La Loi de Finances pour 2026 prolonge jusqu’au 31 décembre 2028 le crédit d’impôt au titre des investissements dans l’industrie verte (C3IV). Cette prolongation s’accompagne d’un aménagement du dispositif et d’une mise à jour de la liste des équipements, composants essentiels et matières premières éligibles dans les filières batteries, panneaux solaires, éolien et pompes à chaleur.
Introduit par la Loi de Finances pour 2024 afin de soutenir les investissements dans les capacités de production de quatre filières clés pour accélérer la transition environnementale (batteries, éoliennes, panneaux solaires, pompes à chaleur) et renforcer la souveraineté de la France, le C3IV est arrivé à son terme le 31 décembre 2025.
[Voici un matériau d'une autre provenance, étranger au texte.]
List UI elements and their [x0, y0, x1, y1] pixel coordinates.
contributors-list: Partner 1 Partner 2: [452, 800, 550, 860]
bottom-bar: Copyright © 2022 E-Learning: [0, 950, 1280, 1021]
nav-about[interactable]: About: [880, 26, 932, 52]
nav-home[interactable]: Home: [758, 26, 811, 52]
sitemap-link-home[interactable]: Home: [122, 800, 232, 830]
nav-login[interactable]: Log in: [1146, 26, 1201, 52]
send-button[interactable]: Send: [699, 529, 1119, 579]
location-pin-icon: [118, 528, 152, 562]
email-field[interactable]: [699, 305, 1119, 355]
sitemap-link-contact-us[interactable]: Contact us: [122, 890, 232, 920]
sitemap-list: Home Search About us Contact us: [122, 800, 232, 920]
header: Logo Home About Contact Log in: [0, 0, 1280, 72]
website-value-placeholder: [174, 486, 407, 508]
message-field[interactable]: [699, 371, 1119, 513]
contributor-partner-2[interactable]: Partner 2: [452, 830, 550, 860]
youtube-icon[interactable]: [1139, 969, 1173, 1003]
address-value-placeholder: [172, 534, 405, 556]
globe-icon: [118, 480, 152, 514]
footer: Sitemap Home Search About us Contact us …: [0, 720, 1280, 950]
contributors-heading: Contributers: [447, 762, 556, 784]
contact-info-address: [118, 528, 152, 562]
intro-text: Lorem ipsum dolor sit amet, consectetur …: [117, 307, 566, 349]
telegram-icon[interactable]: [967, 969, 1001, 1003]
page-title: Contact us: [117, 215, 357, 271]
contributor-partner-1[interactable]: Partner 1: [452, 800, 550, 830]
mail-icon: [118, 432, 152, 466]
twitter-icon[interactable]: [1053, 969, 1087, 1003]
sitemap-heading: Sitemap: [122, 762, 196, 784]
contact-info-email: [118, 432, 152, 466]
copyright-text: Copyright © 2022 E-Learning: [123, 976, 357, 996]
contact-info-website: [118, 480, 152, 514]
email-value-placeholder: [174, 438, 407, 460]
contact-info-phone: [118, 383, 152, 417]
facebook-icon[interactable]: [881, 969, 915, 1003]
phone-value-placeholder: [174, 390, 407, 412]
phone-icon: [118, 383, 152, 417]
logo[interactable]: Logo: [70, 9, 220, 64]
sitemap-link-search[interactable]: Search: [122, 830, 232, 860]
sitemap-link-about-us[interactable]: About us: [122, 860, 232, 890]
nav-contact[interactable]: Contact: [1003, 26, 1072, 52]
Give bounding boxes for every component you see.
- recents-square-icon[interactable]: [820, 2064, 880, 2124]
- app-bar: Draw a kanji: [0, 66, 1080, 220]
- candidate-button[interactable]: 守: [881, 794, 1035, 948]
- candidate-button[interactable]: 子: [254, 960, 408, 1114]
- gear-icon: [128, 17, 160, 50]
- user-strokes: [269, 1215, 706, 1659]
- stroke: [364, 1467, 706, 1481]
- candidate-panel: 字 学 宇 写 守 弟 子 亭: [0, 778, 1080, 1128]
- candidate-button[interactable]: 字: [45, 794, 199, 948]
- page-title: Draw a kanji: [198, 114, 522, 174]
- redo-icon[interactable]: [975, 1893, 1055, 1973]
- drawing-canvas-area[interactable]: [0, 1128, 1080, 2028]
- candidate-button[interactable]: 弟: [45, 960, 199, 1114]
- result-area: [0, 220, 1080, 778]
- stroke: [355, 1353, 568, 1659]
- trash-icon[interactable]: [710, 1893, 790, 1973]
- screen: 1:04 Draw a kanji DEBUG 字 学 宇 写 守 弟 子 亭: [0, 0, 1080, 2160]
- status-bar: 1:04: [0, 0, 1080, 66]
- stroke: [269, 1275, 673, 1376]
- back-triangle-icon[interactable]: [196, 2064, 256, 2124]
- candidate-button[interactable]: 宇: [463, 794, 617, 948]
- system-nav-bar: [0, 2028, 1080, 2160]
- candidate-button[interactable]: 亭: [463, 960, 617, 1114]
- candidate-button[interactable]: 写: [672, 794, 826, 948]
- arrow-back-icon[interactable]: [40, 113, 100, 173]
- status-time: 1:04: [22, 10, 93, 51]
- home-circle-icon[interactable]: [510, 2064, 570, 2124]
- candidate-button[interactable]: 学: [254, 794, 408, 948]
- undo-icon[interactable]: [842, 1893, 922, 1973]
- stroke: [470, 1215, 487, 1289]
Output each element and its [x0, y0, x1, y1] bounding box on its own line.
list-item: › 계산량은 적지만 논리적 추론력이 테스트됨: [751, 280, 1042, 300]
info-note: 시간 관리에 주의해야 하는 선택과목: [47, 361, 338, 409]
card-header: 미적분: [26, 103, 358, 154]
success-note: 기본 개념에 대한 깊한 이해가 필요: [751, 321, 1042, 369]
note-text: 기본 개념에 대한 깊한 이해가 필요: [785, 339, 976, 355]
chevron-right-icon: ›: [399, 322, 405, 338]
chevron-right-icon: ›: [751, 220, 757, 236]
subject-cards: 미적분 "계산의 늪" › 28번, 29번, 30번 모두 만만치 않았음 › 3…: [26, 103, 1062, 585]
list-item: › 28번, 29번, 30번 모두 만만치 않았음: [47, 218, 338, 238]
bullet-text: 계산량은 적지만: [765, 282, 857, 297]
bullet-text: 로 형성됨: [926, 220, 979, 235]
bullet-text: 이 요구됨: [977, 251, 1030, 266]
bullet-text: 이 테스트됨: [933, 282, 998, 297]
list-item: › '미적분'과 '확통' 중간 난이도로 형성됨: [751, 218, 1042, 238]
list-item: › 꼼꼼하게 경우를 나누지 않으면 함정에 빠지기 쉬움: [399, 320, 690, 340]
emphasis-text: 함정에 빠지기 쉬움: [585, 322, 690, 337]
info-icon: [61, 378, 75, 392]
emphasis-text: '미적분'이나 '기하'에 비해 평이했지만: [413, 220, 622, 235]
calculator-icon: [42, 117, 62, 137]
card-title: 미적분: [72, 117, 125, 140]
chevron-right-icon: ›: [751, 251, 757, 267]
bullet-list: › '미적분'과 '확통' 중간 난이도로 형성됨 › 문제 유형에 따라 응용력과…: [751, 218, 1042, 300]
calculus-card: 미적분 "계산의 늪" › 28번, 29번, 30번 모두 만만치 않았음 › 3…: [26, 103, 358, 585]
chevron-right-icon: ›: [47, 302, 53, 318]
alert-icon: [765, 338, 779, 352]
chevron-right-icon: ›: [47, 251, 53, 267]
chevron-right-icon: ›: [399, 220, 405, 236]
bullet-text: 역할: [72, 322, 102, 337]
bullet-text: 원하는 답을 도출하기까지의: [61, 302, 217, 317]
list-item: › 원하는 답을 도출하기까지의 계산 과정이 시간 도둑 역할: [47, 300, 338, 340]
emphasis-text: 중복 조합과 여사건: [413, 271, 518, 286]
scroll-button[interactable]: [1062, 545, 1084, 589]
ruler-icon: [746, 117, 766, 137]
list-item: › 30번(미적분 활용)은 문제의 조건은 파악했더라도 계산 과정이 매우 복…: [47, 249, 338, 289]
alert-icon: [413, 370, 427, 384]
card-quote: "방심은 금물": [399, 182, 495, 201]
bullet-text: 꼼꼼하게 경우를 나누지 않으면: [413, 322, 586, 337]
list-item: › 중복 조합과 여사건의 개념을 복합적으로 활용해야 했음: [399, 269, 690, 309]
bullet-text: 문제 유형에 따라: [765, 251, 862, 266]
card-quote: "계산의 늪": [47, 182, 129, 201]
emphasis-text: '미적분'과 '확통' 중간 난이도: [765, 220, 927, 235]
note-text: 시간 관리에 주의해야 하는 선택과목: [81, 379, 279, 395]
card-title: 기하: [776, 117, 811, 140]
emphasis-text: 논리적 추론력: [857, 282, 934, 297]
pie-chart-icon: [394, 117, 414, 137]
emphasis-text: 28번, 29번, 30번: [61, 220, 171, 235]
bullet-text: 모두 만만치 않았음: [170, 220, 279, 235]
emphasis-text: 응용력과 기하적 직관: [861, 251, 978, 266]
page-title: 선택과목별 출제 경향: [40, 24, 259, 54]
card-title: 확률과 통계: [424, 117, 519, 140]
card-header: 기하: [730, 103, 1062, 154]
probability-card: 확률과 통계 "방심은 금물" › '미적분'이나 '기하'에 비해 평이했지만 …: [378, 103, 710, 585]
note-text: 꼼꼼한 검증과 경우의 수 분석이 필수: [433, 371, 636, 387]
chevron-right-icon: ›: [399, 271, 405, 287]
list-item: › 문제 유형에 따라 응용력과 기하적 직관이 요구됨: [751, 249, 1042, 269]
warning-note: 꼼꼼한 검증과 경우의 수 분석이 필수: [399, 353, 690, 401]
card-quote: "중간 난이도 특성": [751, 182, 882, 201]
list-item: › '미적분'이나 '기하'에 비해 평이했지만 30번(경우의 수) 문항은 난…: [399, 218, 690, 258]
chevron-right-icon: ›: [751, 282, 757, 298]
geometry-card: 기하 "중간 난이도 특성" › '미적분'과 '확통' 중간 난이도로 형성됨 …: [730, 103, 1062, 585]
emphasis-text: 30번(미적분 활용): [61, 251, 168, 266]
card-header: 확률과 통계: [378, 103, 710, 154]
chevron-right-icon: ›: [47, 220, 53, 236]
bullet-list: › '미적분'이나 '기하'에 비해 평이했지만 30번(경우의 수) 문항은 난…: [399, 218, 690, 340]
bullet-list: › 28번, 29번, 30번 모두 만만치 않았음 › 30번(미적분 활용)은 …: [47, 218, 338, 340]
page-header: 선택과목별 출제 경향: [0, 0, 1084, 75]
Face à son succès auprès des entreprises et à son apport en faveur de la réindustrialisation, l’article 39 de la Loi de Finances pour 2026 a prévu sa prolongation jusqu’au 31 décembre 2028 en se basant sur le nouvel encadrement des aides d’État, le CISAF (Clean Industrial State Aid Framework).
Aussi, pour se conformer à ce nouvel encadrement des aides d’État, certains aménagements ont été apportés aux C3IV (diminution des taux d’aide, instauration d’un double avis favorable pour l’obtention de l’agrément, etc.).
Pour en savoir plus : Loi de finances 2026 : un nouveau souffle pour le C3IV !
L’entrée en vigueur des dispositions de l’article 39 de la Loi de Finances pour 2026, prévoyant la prolongation du C3IV et son aménagement, était conditionnée à la décision de la Commission européenne relative à sa conformité au droit de l’Union européenne en matière d’aides d’État.
Par ailleurs, la liste des activités éligibles (production des équipements, composants essentiels et matières premières nécessaires à chaque filière) devait faire l’objet d’une mise à jour par arrêté du ministre de l’Économie et des finances.
Rappel
Le C3IV permet aux entreprises de bénéficier d’un crédit d’impôt pour les dépenses exposées en vue de la production ou de l’acquisition d’actifs corporels (bâtiments, équipements, machines, etc.) et incorporels (droits de brevet, licences, savoir-faire, etc.) nécessaires pour produire les équipements, composants essentiels et matières premières utilisés dans les filières éligibles.
Entrée en vigueur des dispositions de la Loi de Finances pour 2026
La prolongation du C3IV, et les amendements apportés par la Loi de Finances pour 2026, devaient entrer en vigueur à une date fixée par décret, à la suite de la réception par le Gouvernement de la réponse de la Commission européenne permettant de le considérer comme conforme au droit de l’Union européenne en matière d’aides d’État, et au plus tard trois mois après cette réception.
Le décret 2026-763 a été publié au Journal Officiel de la République française le 11 août 2026 et fixe la date d’entrée en vigueur des dispositions de l’article 39 de la Loi de Finances pour 2026 au 27 mai 2026.
En pratique, seront instruites selon les dispositions issues de la Loi de Finances pour 2026 les demandes d’agrément déposées à compter du 27 mai 2026 mais également celles déposées à compter du 1er octobre 2025 et pour lesquelles aucun agrément n’a été délivré au 31 décembre 2025 et pour lesquelles le délai d’examen de trois mois court à compter de la date d’entrée en vigueur fixée par le décret.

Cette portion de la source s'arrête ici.